Friday, April 17, 2020

Thou Shalt Not Bear False Witness

Trump will forever be known as the lying president. If it wasn't Trump it would have been the next Manchurian Candidate who could con stadiums full of dunces. Which is why his disciples are about to learn the true cost of false witness, in the biblical tradition...

Per my 2020 prediction, the anger level is rising by the minute as the populace is now caught between the pandemic onslaught and the economic shutdown implosion. It's only a matter of time before violating shutdown orders becomes a matter of "patriotic imperative" circa 1987 Running Man...







The ignition factor for rampage will arrive when the populace realizes these bailouts are a fraud. Once that idea takes hold on social media all hell will break loose. Even Jim Cramer is starting to get worried.




"Last week, the stock market caught fire even as historic job losses painted a grim economic reality — the stark disconnect was captured by this screenshot that blew up across social media"






Of course that was last week, this week the carnage continued and of course the market rally continued as well.

Here's the thing, forget about these stimulus gimmicks, they are totally meaningless. And forget about these sugar rallies based upon Fed dopium and Trump hopium that the economy is re-opening. The only thing that matters now is how many jobs are being lost or created. Already 23 million jobs have vanished, which is more than TWICE the number of jobs lost during the Great Recession 2008-2009. Yes, you read that right.

So the only thing that matters now is WHEN those job losses slow and begin to reverse. Here below we can see via quarterly payrolls that this is a leading indicator for the end of recession.

This graph only shows data through the middle of March so it doesn't capture the MASSIVE job losses from the last four weeks. When it's updated with NFP for April, the new line will be well below the nadir from 2009:






Of course as the above Jim Cramer article about seething rage elucidates, today's gamblers have been conditioned to believe that bad news is good news for the stock market. Which is why they've been buying this rally with both hands. They believe that the Fed is going to pump ever more money into "stocks".

Unfortunately, that is a bad assumption:




"The U.S. central bank, which has been aggressively purchasing Treasuries in a bid to offset the economic and market fallout from the coronavirus pandemic, on Friday said that it would buy securities at a pace of about $15 billion a day April 20-24. It bought around $30 billion a day this week following several earlier reductions."

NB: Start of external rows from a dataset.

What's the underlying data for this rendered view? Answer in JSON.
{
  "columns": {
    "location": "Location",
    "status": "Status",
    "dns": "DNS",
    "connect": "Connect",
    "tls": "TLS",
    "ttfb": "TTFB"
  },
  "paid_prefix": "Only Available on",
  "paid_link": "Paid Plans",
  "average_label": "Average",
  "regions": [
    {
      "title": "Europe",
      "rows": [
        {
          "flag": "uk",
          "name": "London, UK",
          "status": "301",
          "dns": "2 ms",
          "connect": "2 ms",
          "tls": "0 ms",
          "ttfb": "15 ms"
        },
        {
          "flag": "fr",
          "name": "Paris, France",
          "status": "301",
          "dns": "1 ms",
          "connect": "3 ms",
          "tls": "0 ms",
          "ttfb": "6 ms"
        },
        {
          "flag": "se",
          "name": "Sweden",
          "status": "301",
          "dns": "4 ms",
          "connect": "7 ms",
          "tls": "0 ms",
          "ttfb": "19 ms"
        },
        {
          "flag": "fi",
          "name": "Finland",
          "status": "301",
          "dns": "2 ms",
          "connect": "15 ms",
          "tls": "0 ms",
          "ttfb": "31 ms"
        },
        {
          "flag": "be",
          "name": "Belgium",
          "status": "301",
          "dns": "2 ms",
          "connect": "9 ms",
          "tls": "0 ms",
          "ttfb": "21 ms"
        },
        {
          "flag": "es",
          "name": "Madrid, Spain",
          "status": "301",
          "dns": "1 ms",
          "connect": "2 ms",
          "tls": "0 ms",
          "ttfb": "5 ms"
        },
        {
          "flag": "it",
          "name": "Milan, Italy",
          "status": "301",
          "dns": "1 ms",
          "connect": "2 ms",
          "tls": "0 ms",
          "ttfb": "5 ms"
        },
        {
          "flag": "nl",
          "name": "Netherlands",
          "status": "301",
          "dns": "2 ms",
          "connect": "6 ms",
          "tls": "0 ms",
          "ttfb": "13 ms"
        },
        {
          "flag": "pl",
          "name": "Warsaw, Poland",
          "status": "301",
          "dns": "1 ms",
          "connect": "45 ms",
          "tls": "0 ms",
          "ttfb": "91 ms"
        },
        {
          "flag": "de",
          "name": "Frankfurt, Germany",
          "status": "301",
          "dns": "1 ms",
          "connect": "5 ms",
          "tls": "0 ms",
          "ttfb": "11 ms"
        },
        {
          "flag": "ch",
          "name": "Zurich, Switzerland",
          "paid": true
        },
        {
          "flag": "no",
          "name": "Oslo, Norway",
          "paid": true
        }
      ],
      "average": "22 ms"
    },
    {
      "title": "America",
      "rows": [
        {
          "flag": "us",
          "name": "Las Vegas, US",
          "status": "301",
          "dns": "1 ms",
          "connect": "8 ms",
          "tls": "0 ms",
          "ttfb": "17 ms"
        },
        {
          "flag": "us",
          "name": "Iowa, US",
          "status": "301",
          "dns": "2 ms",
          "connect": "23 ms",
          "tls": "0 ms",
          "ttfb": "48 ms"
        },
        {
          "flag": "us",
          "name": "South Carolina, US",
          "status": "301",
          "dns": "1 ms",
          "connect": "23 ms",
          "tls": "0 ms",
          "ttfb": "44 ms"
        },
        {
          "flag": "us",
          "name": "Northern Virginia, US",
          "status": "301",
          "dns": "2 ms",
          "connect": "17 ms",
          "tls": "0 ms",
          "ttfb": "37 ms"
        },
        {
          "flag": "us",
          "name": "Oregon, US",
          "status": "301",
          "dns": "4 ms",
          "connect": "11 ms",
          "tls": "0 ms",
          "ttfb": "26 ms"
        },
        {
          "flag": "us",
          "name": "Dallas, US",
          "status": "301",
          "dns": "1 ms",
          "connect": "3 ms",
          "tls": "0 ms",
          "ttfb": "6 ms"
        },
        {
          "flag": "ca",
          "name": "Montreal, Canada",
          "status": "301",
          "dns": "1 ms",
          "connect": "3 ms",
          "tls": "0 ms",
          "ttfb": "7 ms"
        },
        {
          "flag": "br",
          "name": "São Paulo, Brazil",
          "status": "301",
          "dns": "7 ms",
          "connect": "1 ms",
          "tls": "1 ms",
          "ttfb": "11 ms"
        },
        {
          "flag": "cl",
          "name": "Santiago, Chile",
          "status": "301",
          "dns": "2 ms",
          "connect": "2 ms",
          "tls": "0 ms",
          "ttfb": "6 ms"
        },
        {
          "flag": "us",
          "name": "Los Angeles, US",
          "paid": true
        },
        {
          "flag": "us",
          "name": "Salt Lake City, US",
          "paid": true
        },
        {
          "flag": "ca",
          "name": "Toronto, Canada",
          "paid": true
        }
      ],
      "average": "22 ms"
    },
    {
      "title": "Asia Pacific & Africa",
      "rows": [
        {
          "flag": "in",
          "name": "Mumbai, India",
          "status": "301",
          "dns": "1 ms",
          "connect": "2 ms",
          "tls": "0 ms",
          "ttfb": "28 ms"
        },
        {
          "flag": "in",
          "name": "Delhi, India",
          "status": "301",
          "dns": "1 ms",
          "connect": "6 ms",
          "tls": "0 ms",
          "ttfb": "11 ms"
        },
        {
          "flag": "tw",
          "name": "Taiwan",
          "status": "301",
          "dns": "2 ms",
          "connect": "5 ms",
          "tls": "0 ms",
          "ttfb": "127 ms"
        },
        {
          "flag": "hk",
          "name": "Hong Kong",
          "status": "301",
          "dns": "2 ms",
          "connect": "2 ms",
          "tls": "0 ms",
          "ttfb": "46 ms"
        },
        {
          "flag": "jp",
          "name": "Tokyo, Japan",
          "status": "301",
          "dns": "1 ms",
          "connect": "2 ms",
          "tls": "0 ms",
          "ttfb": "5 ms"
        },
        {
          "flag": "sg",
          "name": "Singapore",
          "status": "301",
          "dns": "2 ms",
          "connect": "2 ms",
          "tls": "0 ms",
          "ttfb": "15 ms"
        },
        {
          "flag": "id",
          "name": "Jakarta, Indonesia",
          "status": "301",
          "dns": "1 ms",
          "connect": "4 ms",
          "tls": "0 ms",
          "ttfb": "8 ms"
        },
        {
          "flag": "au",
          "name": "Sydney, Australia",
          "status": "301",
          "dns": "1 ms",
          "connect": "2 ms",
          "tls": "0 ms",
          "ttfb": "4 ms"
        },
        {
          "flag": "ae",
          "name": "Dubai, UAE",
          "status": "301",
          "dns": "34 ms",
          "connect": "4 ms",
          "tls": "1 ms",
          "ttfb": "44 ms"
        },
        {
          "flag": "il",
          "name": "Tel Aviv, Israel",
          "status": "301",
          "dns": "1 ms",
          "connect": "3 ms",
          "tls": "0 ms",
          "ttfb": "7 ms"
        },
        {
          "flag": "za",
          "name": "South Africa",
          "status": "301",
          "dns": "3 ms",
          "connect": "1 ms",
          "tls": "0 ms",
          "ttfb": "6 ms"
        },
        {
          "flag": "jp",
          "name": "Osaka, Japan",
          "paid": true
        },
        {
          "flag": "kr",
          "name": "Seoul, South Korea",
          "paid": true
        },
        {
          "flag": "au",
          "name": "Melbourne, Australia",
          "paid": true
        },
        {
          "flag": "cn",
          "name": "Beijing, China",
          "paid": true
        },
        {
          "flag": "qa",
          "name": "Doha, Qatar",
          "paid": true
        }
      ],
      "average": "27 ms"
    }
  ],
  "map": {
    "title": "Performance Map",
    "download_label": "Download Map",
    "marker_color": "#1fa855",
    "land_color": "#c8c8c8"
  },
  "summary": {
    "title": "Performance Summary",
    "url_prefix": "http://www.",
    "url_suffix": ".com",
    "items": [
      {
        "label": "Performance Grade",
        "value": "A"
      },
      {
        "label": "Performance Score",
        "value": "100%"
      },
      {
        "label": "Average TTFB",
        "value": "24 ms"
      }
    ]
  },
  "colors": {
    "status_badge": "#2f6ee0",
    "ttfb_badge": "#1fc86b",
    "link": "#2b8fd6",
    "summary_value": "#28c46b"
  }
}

"The current round of Treasury purchase operations began March 13 and peaked in size at $75 billion per day from March 19 to April 1."


In other words, peak dopium has collapsed from $75 billion per day down to $15 billion, which reminded me of October 2008 because that is when the Fed applied maximum dopium in that era. 

The theory goes that the market is melting down, so the Fed uses its balance sheet to slow the descent. However once they take their foot off the accelerator, the REAL decline begins:

This is 2008:






This is now:

I call this chart "Sugar rally":





Nowhere is the fairy tale of v-shaped recovery more in denial than in the oil market.


The only reason crude oil hasn't hit $0 already is because crude arbitrageurs are storing RECORD amounts of oil in supertankers:



"The last time floating storage reached levels close to this was in 2009, when traders stored over 100 million barrels at sea before offloading stocks."



What happens when the amount of available tanker capacity runs out? Then, the spot market for crude will collapse to $0. Which will lead to MASSIVE losses for futures speculators. Currently, the crude market is in steep contango (futures > spot) because speculators are betting on a v-shaped recovery. However, when the spot market collapses and the futures follow suit, then literally an OCEAN of crude will be dumped back onto the spot market, as the ocean-borne floating arbitrage becomes unprofitable. No one will be willing/able to further finance the v-shaped fantasy. 







This article does a very good job of explaining why central bank money printing is not currently inflationary. In a nutshell, because the velocity of money has collapsed due to the shutdown. This is the most deflationary event in human history without any comparison. And the unprecedented amount of money being printed has no means for circulating throughout the real economy. On the other side of shutdown - whenever that is - consumers and corporations will emerge with far greater debt, which is also deflationary. He somehow still recommends gold. I do not. Yet. I also don't recommend long-term Treasuries given the volatility. 




"Unfortunately, as the world recovers, economies will emerge significantly more indebted, and thus, the velocity of money is not only likely to fall, but rather accelerate to the downside."



Treasury reflation expectations continue to track oil prices 1:1, which does not bode well for the future, relative to the 2008 v-shaped recovery hypothesis:






This will forever be known as the era of the hardcore sociopath, capped off for emphasis with the Criminal-in-Chief. Human history's biggest bagload of liars are now trapped. So what to do? Lie constantly, what else. Those sheeple who are now fully addicted to exceptional bullshit are their willing victims.

Useful carbon, in the Banana Republican tradition.